We didn't go over the house then - Woodstock's twelve pubs were more a focus in those days - but we did last year when we stayed at Oxford. The Churchill family has lived there since the land was given by Queen Anne to John, first Duke of Marlborough ("there was a man" - brilliant, brave and handsome too) and I enjoyed the Winston exhibition which included his letters home from boarding school and military college: "Papa, I will take your advice about the cigars and don't think I shall often smoke more than one or two a day", plus the auburn ringlets that were cut off his head when he turned five, and his maroon velvet siren suit from the war. But there was a man, too.

It's a fabulous place, the house and the grounds: it's a World Heritage site, it's got American connections (Vanderbilt and Hallmark!) and Harry Potter too. It's a must-see.

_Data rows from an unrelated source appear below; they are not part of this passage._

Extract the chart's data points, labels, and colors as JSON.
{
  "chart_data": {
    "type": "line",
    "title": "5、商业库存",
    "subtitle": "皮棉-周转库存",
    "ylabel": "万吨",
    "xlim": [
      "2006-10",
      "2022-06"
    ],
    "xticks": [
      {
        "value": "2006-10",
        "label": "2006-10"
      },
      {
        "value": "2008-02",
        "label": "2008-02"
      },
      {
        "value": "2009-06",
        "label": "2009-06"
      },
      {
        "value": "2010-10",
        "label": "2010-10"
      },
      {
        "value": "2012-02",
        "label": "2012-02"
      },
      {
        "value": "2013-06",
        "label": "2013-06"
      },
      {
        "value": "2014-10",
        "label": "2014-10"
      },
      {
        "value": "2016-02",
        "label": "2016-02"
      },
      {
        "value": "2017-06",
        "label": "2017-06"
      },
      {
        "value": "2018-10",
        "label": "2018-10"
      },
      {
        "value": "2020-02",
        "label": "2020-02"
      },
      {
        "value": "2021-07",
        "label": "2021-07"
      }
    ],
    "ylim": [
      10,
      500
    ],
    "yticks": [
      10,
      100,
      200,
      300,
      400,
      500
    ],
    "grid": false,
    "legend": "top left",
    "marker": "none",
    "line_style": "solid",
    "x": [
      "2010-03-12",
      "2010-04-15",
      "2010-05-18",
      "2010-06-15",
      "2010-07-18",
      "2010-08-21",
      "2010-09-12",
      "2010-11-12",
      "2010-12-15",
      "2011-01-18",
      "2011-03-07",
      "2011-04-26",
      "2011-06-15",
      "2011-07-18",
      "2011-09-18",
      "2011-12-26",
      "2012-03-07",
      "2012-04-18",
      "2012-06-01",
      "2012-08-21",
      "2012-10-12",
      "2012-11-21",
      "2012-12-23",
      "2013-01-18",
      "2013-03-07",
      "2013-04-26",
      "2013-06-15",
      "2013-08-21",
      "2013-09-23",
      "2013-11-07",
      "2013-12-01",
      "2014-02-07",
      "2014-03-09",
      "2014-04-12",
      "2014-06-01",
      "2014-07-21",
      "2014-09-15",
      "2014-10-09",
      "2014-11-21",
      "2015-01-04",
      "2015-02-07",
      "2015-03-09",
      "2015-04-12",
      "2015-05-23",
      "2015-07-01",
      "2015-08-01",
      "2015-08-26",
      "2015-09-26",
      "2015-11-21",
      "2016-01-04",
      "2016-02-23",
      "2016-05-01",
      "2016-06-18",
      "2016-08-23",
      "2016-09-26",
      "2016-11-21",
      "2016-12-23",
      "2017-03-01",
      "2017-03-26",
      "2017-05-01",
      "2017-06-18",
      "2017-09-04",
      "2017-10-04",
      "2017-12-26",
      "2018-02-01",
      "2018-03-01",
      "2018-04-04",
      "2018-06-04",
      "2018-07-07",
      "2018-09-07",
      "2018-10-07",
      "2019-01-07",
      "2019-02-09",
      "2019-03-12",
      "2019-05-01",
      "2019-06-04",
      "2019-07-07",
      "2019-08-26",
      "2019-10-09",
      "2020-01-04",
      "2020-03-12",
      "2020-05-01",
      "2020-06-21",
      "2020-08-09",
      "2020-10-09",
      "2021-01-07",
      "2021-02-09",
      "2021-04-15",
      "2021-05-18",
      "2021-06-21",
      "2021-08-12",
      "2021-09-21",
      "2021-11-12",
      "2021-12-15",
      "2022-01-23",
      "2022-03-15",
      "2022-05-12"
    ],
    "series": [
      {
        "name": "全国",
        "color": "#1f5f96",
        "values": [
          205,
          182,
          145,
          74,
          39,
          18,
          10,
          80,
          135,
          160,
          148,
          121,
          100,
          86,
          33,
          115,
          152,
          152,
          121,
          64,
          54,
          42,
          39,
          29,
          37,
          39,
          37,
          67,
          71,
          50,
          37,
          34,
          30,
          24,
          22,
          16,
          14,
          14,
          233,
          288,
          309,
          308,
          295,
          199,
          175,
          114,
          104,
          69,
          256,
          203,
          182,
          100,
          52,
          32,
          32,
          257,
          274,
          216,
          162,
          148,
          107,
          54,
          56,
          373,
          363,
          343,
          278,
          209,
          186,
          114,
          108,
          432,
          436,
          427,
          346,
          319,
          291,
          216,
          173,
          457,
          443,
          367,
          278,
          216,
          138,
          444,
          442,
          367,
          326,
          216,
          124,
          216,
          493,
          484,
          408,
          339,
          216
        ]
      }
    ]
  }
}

And afterwards, revive yourself at The Trout, which we found by muscle memory alone - a perfect stone pub by a weir with a calendar view across the meadows towards Oxford's spires.

Thursday 1 April 2010

A small lunacy

This morning I showered in moonlight. Actually, by moonlight, but the first sounds more romantic.

Our bathroom is white and too dazzling these darker mornings for the halogen lights, so I manage with what light comes through the window and this morning, for the first time ever, it was from a big, perfectly full moon in a clear sky. Now, the moon's phases are an almost total mystery to me. I know about the waning and waxing, of course, even if it always seems that the cycle is far less than 28 days - but it always takes me by surprise, popping up unexpectedly in different parts of the sky at apparently random times of the day. Yes, I know there's a pattern, I've just never got a handle on it, which is why this morning amazed me.

I've never seen a full moon setting in the west before (which is amazing enough in itself, I think); and it seems especially weird to see it there in the early morning. Even more disconcerting, I thought I saw the Man in the Moon, not the rabbit, so I've clearly been wrong about that too - I thought it was a hemisphere thing, like Easter being a spring festival, and I've referred to that more than once, in stories. Which is a a bit embarrassing; especially having been to Ollaytantambo and Machu Picchu and seen evidence that the Incas had the whole business completely sorted - despite having no writing and not even the wheel. I expect they were just paying better attention.